『初めてウルトラマンをこの目で見た時、神に逢ったと思ったわ。人間を導いてくれる神だと。でも違うのね。ウルトラマンは光であり、人なのね』
宇宙人ではなく“光”。超古代の文明を守りながら、人間の判断には干渉せず滅ぶに任せた傍観者。
人として出来る事をするというダイゴ(長野博)の想いは、天才科学者・マサキケイゴに自覚無き者として面罵されますが、この人間サイズの思考こそ、ティガの持ち味であったと思います。
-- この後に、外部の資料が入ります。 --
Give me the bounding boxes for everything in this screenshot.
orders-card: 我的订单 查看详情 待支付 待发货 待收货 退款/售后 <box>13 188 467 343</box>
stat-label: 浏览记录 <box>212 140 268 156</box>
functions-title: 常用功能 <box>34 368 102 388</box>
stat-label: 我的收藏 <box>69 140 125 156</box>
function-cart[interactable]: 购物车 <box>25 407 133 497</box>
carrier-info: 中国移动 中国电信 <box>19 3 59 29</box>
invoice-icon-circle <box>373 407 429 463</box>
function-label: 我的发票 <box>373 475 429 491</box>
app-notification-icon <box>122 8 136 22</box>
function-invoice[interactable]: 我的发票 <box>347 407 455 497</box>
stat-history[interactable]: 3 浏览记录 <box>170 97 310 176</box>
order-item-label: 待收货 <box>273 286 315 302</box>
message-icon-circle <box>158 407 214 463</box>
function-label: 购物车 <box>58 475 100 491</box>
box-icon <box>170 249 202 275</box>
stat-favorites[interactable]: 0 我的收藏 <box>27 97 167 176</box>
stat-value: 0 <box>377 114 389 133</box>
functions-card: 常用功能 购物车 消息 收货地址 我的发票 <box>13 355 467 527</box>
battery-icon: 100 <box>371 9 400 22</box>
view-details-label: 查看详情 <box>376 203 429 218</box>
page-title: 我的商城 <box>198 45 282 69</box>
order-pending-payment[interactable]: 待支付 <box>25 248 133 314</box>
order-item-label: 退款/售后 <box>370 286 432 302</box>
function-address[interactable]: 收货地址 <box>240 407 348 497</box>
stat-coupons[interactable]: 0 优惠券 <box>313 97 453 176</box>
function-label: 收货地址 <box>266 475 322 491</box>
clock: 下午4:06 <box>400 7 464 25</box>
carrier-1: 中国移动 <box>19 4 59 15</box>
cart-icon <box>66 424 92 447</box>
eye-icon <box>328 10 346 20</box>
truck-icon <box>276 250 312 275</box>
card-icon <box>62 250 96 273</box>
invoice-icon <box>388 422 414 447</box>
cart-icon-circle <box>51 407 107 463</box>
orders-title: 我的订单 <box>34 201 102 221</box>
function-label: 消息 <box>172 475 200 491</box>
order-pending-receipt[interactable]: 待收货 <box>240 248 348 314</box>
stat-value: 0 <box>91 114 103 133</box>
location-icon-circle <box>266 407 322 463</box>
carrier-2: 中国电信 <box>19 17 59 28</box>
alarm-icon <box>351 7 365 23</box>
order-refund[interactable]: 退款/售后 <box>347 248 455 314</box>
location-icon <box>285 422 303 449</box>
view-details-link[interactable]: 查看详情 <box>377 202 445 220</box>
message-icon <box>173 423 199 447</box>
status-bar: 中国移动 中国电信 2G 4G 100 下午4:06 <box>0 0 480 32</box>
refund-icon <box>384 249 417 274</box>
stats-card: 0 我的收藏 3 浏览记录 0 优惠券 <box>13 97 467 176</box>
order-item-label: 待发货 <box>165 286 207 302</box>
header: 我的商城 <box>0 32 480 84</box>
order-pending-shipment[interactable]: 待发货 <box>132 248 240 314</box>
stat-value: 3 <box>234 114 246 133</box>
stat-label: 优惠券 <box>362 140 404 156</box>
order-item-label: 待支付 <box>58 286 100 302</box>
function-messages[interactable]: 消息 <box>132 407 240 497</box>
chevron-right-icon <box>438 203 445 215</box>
最終三部作は、過去の登場人物をこれ以上ないくらい効果的に再登場させ、クライマックスに相応しい大団円を演出します。
ある意味「史上最大の侵略(前編・後編)」(ウルトラセブン)と肩を並べるウルトラシリーズの名エピソードではないでしょうか。
しかし、本作の隠れた凄さは、何気にクトゥルフ神話リスペクトを全開させた小中千昭の大暴走脚本にあります。
「ウルトラマンティガ[最終三部作]」
(1997年8月16日・23日・30日放送/原田昌樹・村石宏實監督)
まず人類以前に超古代文明人が存在していた、という設定が隠し味。
最終三部作では、ニュージーランド沖で謎の海底都市が発見されます。
何故、ニュージーランド沖なのか?
そこは海底都市ルルイエが沈んでいると言われている場所。その幾何学建築を無視した神殿の奥底には“偉大なるクトゥルフ”が、眷属らと共に目覚めの時を待っている…。
眷属ゾイガーの覚醒に続いて、海底都市が隆起、現れたのは邪神ガタノゾーア。
ラブクラフト後継者のひとり、ヘイゼル・ヒールドの短編「永劫より」に登場する神、ガタノトーアからの転用です。
何本もの触手を操る邪神のデザインは実にクトゥルフ的。
そして邪神との闘いに敗れたウルトラマンは石像となって海底へ…。
ガタノトーアの姿を見たものは肌が石化し、脳だけが半永久的に行き続けるのだそうです。ダイゴが石化したウルトラマンの中で意識を保っているのはこの設定によるものでしょう(←知ったような書き方していますが、ヘイゼル・ヒールドの小説は未読です。ガタノトーアの設定知識はWikipediaの横流し)。
ウルトラマンにかこつけて、信者魂を炸裂させた小中さんは“思い残す事の無い”仕事をしたのではないかと思います。